Sign of the Past
Piqua's public square, like in many mid-western communities, functions as the historical and cultural center of the city. Long after government buildings have moved to newer and larger sites, the public square maintains its status as the focal point of the community. The history of Piqua's public square mirrors the growth and change of the community itself.
On June 29, 1807, Armstrong Brandon began surveying and plotting one hundred and one lots for the new village of Washington (Piqua). Brandon laid out a public square on land donated by John Manning. Due to the close proximity of the Great Miami River, the square was not located in the customary center of the village but rather near its southern edge. The area was given by Manning with the stipulation that the Miami County government buildings would be erected there. The county commission decided instead to establish a new community as the county seat. Troy was laid out in the center of the county in December of 1807 with the county courts setting into the Overfield Tavern in 1808. This was the beginning of the Piqua-Troy Rivalry. Piqua's square did not receive its desired government buildings so the area became the village commmons for the next twenty-five or so years. In 1834, the Manning heirs attempted to reclaim the land, stating that the purpose of the square had never been fulfilled. The Ohio Supreme Court decided against this claim and Piqua retained its public square.

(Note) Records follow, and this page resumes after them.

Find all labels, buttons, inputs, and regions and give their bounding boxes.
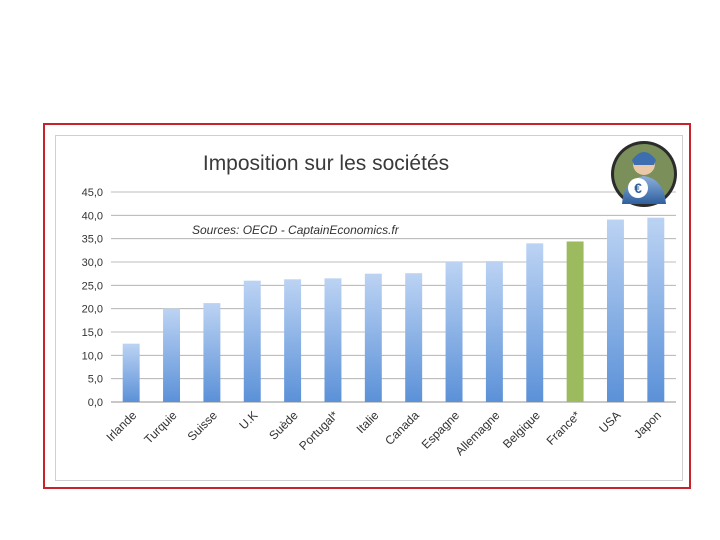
x-tick-label: U.K — [236, 408, 260, 432]
x-tick-label: Allemagne — [453, 408, 503, 458]
y-tick-label: 20,0 — [82, 304, 103, 316]
y-tick-label: 5,0 — [88, 374, 103, 386]
y-tick-label: 15,0 — [82, 327, 103, 339]
y-tick-label: 0,0 — [88, 397, 103, 409]
slide-frame: Imposition sur les sociétés 0,0 5,0 10,0 15… — [43, 123, 691, 489]
y-tick-label: 35,0 — [82, 234, 103, 246]
x-tick-label: Suède — [266, 408, 301, 443]
logo-helmet — [632, 152, 656, 165]
bar-belgique — [526, 243, 544, 402]
bar-usa — [606, 219, 624, 402]
x-tick-label: USA — [596, 408, 623, 435]
bar-chart: Imposition sur les sociétés 0,0 5,0 10,0 15… — [82, 141, 677, 458]
y-tick-label: 40,0 — [82, 210, 103, 222]
bar-portugal — [324, 278, 342, 402]
bar-su-de — [284, 279, 302, 402]
chart-container: Imposition sur les sociétés 0,0 5,0 10,0 15… — [55, 135, 683, 481]
x-tick-label: Irlande — [103, 408, 139, 444]
source-note: Sources: OECD - CaptainEconomics.fr — [192, 223, 400, 237]
x-tick-label: France* — [544, 408, 584, 448]
bars — [122, 217, 665, 402]
x-tick-label: Belgique — [500, 408, 543, 451]
y-tick-label: 45,0 — [82, 187, 103, 199]
euro-icon: € — [634, 180, 642, 196]
x-tick-label: Italie — [354, 408, 382, 436]
bar-japon — [647, 217, 665, 402]
x-tick-label: Canada — [382, 408, 422, 448]
logo-shield — [628, 178, 648, 198]
x-tick-label: Turquie — [141, 408, 180, 447]
captain-economics-logo: € — [611, 141, 677, 207]
bar-u-k — [243, 280, 261, 402]
bar-suisse — [203, 303, 221, 402]
x-tick-label: Japon — [631, 408, 664, 441]
chart-title: Imposition sur les sociétés — [203, 152, 449, 175]
y-axis-ticks: 0,0 5,0 10,0 15,0 20,0 25,0 30,0 35,0 40,0 45,0 — [82, 187, 103, 409]
bar-allemagne — [485, 261, 503, 402]
x-tick-label: Suisse — [185, 408, 221, 444]
y-tick-label: 10,0 — [82, 350, 103, 362]
bar-canada — [405, 273, 423, 402]
bar-italie — [364, 273, 382, 402]
bar-irlande — [122, 343, 140, 402]
bar-espagne — [445, 262, 463, 402]
y-tick-label: 30,0 — [82, 257, 103, 269]
x-tick-label: Portugal* — [296, 408, 341, 453]
y-tick-label: 25,0 — [82, 280, 103, 292]
bar-france — [566, 241, 584, 402]
bar-turquie — [163, 308, 181, 402]
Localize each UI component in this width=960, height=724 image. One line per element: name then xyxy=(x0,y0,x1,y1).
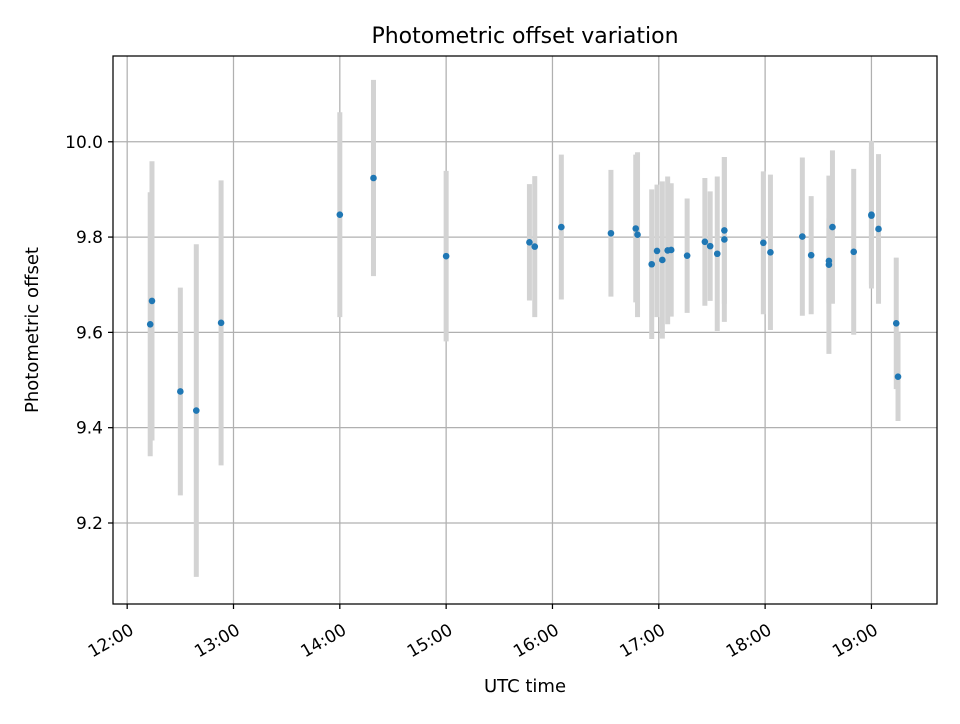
data-point xyxy=(850,248,858,256)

Before the era of super markets and mega-stores, the open air market was the primary source for meat and fresh produce. The square served as this type of market with local farmers bringing in everything from eggs and the chickens that laid them to potatoes, apples and corn whiskey used to help ease the long nights in drafty log cabins. Horses, mules and the occasional bull were also traded among the villagers, dealers and farmers. A frame market house was constructed on the east side of the square in 1818 to help facilitate the increasing crowds for both the morning market times and the all day Saturday market. It was replaced in 1850 with a new and larger brick structure. With the growth of neighborhood grocery stores and meat markets, the market house was torn down in 1882. The open air market returned on Wednesdays and Saturdays from 5:00 AM to 8:00 PM April through October. Booth space fees were set at ten cents per day for farmers and fifty cents for all other individuals. The market moved from the square to a newly constructed market house at 101 North Downing in 1928.
While the square was never used by the county, it did become the center of Piqua's city government. Piqua ended the tradition of holding council meetings in the office or store of the mayor and built its own government center. In 1844, John Reed Hilliard was given the contract to erect a three story brick structure, approximately forty feet by sixty feet and topped with a cupola. The third story was not originally included, but Piqua's Odd Fellows Lodge agreed to pay for the added story if they could use it for a Lodge Hall in the evenings. The town council agreed to the proposal and Piqua gained a free meeting space for use during the day. The new structure was located on the east side of Main Street, facing the public square. The town council held their first meeting in the Town Hall on March 3, 1845. When pigeons became a problem on the building in 1852, the city council suspended the ordinance against discharging firearms within the city limits to allow Mayor William Elliott to shoot the offending birds off of the roof. The Town Hall was remodeled and enlarged in 1886 and a new mansard style roof was added. The city moved their offices to Water Street in 1927 and the Town Hall on the public square was demolished the following year.
A few of the other major structures around the square include Conover's Opera House (1872), Plaza Hotel (1891), two Piqua National Bank Buildings (1898)(1929), St. James Episcopal Church (1900) and the Post Office (1914). The area has been the site for speeches by William Jennings Bryan, Theodore Roosevelt, William Howard Taft, William McKinley, John Glenn, and Don Gentile. The square has been a popular place for entertainment for groups such as orchestras, brass bands, Christmas carolers, medicine shows, circus performers and organ grinders to name just a few.